Limitations & Future Work

  • High-dimensional scaling: Storing coefficients scales as \(2^d\), making 4D+ spatio-temporal PDEs expensive; quantization or low-rank decomposition may be required.
  • Coupling with SIREN: While theoretically compatible with other activations like Swish, the implementation currently relies on SIREN for algebraic simplification.
  • PDE Forms: Testing has been limited to strong-form PDE residuals; applying this to weak forms (Galerkin) or complex moving boundaries remains an open question.
  • Order of Continuity: \(C^1\) cubic Hermite may need expansion to quintic Hermite for fourth-order equations (e.g., plate equations \(\nabla^4\)).

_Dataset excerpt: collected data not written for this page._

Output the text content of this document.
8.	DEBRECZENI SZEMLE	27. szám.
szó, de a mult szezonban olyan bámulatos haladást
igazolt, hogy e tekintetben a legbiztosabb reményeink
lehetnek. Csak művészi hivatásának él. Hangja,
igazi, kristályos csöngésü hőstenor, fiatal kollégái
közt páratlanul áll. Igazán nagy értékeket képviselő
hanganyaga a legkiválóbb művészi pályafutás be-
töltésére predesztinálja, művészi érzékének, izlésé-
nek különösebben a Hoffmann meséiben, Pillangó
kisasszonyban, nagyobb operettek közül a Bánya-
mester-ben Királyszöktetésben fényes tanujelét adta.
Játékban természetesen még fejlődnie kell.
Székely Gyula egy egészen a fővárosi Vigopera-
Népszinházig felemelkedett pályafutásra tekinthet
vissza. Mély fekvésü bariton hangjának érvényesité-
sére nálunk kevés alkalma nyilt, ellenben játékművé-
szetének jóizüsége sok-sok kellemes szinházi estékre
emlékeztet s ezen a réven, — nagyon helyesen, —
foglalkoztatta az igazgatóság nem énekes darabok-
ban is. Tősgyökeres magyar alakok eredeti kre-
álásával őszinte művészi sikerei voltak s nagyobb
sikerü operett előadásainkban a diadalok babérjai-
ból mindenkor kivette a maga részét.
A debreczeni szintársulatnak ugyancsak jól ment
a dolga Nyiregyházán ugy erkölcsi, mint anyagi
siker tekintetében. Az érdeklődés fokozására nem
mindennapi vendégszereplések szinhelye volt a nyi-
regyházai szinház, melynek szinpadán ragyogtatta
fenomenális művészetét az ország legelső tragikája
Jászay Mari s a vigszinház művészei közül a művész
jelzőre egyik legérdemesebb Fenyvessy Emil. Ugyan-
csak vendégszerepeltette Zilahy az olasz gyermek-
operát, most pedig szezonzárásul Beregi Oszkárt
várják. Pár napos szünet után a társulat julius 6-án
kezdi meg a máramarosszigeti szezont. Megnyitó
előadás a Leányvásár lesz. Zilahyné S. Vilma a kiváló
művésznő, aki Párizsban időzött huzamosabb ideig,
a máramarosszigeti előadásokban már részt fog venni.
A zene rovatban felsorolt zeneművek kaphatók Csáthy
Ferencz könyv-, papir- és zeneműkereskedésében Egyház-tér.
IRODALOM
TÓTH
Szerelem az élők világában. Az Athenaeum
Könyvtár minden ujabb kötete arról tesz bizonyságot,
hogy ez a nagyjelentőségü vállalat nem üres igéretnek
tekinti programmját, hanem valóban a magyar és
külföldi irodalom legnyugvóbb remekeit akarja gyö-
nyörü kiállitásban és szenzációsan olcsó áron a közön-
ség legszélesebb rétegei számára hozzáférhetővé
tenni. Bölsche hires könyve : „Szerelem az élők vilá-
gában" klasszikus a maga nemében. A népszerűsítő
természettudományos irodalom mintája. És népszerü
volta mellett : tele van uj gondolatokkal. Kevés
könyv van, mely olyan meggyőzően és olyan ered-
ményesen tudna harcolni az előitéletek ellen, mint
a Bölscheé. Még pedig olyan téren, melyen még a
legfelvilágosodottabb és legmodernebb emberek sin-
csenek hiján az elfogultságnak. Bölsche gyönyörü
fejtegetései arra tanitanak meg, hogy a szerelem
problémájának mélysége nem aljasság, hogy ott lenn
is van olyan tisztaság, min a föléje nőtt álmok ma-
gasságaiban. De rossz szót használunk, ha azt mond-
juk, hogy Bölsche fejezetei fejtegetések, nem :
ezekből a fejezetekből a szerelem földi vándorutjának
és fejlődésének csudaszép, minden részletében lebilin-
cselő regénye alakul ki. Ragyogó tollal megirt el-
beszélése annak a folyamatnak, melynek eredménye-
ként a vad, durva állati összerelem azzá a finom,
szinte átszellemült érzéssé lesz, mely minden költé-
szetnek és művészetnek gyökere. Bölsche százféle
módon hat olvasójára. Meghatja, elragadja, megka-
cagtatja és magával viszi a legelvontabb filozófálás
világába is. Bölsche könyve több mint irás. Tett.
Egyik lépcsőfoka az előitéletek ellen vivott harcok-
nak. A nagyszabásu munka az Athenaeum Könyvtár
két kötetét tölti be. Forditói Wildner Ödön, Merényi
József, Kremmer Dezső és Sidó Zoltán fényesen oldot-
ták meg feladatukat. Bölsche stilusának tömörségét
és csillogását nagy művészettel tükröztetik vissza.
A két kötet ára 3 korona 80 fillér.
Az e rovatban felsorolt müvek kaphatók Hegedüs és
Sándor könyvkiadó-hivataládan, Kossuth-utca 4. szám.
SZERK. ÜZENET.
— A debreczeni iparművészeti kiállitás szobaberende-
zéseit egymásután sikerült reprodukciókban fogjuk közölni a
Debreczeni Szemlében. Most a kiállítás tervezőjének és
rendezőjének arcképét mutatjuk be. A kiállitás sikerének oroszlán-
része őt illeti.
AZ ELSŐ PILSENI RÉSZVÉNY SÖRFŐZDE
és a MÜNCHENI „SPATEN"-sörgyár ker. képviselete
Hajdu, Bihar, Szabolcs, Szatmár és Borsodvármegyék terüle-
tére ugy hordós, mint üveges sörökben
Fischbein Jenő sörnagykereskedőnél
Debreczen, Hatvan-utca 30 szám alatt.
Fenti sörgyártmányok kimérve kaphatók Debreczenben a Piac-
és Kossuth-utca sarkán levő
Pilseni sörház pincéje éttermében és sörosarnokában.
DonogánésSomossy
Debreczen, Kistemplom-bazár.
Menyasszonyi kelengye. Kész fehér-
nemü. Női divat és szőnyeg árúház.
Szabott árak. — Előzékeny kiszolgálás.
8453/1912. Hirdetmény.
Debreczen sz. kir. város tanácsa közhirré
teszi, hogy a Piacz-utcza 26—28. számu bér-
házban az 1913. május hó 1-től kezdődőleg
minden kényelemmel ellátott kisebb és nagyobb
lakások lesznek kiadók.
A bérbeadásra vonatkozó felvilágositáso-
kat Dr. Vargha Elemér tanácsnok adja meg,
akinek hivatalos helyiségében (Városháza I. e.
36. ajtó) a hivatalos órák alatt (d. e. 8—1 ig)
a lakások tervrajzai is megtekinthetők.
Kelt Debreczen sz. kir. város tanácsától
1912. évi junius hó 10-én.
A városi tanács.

  • vs INGP-FD: Hermite-NGP achieves higher accuracy and lower memory overhead by using analytical derivatives rather than finite differences.

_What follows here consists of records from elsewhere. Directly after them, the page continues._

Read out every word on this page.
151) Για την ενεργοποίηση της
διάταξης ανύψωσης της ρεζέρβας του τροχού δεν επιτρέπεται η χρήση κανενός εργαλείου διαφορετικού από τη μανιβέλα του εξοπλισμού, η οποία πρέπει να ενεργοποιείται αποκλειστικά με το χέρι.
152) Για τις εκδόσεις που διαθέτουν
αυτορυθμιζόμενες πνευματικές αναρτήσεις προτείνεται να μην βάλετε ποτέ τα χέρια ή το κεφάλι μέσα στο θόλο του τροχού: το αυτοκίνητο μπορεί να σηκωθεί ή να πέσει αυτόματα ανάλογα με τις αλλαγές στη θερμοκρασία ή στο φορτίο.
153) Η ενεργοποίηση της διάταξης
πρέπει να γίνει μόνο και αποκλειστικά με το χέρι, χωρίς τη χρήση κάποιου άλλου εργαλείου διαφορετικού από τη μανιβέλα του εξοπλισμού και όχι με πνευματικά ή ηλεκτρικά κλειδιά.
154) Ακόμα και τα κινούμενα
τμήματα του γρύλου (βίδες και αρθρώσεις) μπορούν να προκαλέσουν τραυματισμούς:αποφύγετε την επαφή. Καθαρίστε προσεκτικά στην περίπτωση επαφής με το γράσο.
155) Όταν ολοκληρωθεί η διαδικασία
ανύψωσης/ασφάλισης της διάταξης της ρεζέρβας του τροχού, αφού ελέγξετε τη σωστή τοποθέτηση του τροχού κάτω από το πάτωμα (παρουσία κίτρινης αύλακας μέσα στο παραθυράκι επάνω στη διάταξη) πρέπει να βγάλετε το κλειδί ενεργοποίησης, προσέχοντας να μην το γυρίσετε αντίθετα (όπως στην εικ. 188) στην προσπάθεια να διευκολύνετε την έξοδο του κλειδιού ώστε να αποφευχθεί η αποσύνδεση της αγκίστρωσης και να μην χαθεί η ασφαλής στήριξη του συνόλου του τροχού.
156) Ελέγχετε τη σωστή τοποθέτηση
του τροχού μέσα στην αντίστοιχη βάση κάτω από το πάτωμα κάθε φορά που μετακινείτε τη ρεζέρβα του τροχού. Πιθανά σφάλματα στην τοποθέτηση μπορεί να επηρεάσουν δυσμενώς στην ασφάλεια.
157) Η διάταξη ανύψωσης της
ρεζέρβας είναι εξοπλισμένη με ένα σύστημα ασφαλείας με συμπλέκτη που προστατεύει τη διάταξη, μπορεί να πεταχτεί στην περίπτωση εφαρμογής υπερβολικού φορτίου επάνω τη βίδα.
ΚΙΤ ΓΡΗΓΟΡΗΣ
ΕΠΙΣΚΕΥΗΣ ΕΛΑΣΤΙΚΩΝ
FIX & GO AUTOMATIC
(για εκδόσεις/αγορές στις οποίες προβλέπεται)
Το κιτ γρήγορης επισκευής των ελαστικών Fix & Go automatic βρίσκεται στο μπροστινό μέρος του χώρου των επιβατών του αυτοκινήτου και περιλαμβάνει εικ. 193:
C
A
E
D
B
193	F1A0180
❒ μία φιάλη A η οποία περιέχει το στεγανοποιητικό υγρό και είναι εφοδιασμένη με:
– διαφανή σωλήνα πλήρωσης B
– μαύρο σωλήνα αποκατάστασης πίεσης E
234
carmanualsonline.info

  • vs PirateNet / JAX-PI / PIG: Hermite-NGP leverages the spatial adaptivity of NGP to outperform dense MLP and Gaussian-based representations by \(9\)\(20\times\).
  • vs NeuralAngelo: Provides 2.4× lower gradient MAE and significantly smoother curvature fields by avoiding FD.

Rating

  • Novelty: ⭐⭐⭐⭐⭐ First effective application of NGP to PINNs via fundamental innovations in representation.
  • Experimental Thoroughness: ⭐⭐⭐⭐⭐ Comprehensive benchmarks across PDEs and geometries with extensive ablation.
  • Writing Quality: ⭐⭐⭐⭐⭐ Clear explanations, rigorous pseudocode, and insightful failure analysis.
  • Value: ⭐⭐⭐⭐⭐ Significant advancement in pushing neural PDE solver accuracy to \(10^{-5}\) while increasing speed.